The proof uses a construction arising naturally from basic questions in model theory (amalgamation, the Lascar group).

Aug 9

Location: HGX208

Speaker: Chieu-Minh Tran

Time: 9:30 - 10:20

Measure growth in compact semisimple Lie groups and the Kemperman Inverse Problem

Suppose \(G\) is a compact semisimple Lie group, \(\mu\) is the normalized Haar measure on \(G\), and \(A,A^2\subseteq G\) are measurable. We show that \(\mu(A^2)\geq \min\{1,2\mu(A)+\eta\mu(A)(1−2\mu(A))\}\) with the absolute constant \(\eta>0\) (independent from the choice of \(G\)) quantitatively determined. This is the continuous counterpart of celebrated products theorem by Helfgott, Pyber-Szabo, and Breuillard-Green-Tao.
We also show a more general result for abstractly semisimple connected compact groups and resolve the Kemperman Inverse Problem from 1964. (Joint with Jing Yifan)

Speaker: Yifan Jing

Time: 10:35 - 11:25

Measure doubling for small sets in SO(3,R)

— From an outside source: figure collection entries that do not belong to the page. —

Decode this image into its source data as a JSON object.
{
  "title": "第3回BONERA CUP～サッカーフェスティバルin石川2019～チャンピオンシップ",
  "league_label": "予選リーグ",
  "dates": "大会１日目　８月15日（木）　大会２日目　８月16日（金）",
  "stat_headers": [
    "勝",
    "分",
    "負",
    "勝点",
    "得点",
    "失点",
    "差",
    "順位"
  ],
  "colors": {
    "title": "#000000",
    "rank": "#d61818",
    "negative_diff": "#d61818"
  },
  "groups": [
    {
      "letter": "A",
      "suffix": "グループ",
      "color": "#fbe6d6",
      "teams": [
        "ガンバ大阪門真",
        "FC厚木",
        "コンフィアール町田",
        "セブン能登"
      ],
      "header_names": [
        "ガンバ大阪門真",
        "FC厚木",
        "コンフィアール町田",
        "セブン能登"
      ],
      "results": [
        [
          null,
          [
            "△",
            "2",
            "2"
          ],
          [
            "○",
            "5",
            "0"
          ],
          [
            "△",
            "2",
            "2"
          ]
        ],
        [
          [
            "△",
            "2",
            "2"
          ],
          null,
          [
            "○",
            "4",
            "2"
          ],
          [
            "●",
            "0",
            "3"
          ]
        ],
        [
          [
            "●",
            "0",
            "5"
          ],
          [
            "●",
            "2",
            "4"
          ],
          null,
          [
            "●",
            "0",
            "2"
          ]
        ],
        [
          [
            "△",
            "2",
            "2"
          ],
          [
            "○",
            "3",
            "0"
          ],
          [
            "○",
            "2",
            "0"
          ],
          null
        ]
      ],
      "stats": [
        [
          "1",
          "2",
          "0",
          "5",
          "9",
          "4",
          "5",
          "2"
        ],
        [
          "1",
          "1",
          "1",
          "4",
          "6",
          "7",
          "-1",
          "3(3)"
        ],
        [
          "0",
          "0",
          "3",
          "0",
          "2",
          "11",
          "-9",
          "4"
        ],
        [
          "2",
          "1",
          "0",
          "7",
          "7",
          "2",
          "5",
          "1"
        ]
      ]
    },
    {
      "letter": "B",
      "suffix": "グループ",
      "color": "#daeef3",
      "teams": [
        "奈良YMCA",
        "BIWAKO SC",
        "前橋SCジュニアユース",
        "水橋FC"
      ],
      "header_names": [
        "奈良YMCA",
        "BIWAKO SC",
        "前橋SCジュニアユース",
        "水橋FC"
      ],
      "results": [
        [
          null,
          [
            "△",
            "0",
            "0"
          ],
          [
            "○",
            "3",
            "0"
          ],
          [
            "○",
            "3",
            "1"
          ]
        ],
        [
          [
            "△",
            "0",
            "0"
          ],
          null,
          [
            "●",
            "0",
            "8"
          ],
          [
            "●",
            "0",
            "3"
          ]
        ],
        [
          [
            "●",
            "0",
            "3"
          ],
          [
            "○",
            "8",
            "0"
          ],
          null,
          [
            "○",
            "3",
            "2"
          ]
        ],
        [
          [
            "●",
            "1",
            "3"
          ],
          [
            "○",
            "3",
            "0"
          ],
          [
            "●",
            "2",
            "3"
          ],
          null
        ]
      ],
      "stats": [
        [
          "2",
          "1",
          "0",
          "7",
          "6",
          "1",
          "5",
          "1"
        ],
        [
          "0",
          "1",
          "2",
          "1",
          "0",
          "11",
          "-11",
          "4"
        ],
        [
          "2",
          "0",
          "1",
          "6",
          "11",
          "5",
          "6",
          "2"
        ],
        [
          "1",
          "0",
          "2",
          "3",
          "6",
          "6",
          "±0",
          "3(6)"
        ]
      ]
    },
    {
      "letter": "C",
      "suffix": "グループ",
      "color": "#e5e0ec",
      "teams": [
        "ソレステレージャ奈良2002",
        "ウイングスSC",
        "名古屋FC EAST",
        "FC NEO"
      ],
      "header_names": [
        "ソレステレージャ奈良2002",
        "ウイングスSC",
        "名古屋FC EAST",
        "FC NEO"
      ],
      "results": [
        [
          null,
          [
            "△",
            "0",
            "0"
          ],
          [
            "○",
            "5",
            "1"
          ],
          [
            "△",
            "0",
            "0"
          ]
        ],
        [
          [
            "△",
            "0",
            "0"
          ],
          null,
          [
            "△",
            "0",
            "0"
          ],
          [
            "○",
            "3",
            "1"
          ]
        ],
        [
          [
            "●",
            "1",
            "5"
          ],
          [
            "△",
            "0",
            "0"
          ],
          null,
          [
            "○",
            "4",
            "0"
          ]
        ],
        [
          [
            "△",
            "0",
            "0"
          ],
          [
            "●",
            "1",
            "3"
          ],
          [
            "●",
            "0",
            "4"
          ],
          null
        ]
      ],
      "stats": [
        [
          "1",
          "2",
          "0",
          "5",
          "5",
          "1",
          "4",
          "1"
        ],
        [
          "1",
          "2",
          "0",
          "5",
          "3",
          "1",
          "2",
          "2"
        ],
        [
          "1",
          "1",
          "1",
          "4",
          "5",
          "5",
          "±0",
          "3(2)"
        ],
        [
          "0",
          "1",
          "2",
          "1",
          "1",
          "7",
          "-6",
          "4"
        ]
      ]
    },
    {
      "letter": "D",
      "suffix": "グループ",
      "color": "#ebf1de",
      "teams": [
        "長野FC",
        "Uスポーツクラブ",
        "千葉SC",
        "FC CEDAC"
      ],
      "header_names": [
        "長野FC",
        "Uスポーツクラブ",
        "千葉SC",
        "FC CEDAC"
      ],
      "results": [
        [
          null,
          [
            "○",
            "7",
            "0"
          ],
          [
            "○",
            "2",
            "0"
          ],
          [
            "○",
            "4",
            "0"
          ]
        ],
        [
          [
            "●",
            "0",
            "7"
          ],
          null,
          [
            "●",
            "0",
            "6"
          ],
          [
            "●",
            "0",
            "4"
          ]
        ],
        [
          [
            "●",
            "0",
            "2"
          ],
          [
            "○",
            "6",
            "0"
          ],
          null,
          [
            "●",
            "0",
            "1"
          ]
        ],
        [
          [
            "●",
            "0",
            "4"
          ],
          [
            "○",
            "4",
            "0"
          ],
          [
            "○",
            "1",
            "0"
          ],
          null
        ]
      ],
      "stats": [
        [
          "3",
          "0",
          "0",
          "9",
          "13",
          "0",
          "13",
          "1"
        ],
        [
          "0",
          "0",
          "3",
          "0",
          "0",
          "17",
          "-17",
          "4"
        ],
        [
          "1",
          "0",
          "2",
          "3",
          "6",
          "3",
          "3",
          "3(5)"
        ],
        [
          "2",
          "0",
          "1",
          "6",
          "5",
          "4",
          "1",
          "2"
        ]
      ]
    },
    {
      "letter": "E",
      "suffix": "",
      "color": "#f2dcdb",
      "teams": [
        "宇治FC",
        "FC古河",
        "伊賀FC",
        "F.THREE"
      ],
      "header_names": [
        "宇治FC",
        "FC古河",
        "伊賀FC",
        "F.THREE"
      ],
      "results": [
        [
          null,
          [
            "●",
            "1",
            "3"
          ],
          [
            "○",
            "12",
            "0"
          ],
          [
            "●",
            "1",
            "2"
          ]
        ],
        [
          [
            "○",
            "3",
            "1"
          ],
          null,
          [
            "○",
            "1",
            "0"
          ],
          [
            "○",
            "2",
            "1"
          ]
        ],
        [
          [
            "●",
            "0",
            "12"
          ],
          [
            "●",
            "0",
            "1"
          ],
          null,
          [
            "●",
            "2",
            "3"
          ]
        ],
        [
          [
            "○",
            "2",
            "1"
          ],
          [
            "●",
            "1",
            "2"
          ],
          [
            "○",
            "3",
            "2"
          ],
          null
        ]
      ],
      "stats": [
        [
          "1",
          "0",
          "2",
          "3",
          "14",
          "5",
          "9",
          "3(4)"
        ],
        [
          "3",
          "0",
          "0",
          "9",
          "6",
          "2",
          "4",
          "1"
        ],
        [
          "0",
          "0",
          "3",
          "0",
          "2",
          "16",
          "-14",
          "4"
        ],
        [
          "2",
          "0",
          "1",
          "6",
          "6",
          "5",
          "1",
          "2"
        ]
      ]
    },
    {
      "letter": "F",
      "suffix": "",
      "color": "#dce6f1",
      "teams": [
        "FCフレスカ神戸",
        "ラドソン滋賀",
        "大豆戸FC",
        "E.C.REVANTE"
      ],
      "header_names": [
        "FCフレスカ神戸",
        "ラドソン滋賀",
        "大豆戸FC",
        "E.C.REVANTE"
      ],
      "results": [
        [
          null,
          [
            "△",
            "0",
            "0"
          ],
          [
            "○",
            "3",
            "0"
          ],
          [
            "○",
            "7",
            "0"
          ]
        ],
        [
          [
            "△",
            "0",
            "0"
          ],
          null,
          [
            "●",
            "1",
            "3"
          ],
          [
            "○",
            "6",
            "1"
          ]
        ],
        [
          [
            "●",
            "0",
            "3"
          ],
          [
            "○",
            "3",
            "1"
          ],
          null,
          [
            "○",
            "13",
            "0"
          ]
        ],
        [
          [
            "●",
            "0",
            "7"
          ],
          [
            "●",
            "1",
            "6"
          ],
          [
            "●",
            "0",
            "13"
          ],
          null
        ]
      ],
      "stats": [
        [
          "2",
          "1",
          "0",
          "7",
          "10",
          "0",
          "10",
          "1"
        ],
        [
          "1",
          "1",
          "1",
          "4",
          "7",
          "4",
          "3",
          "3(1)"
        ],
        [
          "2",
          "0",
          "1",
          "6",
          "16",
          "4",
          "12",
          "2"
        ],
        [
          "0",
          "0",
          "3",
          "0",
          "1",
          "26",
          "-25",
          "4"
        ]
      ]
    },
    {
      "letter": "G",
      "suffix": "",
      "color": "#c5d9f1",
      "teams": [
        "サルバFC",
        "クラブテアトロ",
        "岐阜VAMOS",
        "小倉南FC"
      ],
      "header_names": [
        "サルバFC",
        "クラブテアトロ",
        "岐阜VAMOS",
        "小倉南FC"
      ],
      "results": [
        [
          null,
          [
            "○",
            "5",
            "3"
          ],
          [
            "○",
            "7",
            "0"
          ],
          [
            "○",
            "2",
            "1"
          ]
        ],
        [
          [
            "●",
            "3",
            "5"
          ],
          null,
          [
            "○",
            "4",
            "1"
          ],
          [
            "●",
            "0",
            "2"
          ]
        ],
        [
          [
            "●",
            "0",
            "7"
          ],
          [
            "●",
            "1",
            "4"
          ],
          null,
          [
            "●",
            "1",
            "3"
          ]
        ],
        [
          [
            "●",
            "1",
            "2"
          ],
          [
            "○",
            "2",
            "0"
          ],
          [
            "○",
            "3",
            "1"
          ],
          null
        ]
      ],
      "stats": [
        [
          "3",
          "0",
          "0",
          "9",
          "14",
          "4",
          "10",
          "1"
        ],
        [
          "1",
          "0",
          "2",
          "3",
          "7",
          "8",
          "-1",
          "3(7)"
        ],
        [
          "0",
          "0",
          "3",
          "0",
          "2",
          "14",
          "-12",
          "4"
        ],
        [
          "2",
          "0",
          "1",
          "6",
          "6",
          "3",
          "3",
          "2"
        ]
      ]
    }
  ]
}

Let \(\mathrm{SO}(3,\mathbb{R})\) be the 3D-rotation group equipped with the real-manifold topology and the normalized Haar measure \(\mu\). Confirming a conjecture by Breuillard and Green, we show that if \(A\) is an open subset of \(\mathrm{SO}(3,\mathbb{R})\) with sufficiently small measure, then \(\mu(A^2) > 3.99 \mu(A)\). This is joint work with Chieu-Minh Tran (NUS) and Ruixiang Zhang (Berkeley).

May 26

Speaker: 何家亮 Jialiang He

Time: 11:45 - 13:15. Location: HGW2403.

Structure of summable tall ideals under Katětov order

In this talk, we will present the newest progress on structure of Katetov order on summable ideals. In particular, We show that Katětov and Rudin-Blass orders on summable tall ideals coincide. We prove that Katětov order on summable tall ideals is Galois Tukey equivalent to (\(\omega^\omega, \leq^*\)). It follows that Katětov order on summable tall ideals is upwards directed which answers a question of H. Minami and H. Sakai. In addition, we prove that $l_\infty$ is Borel bireducible to an equivalence relation induced by Katětov order on summable tall ideals. This is joint work with Zuoheng Li and Shuguo Zhang.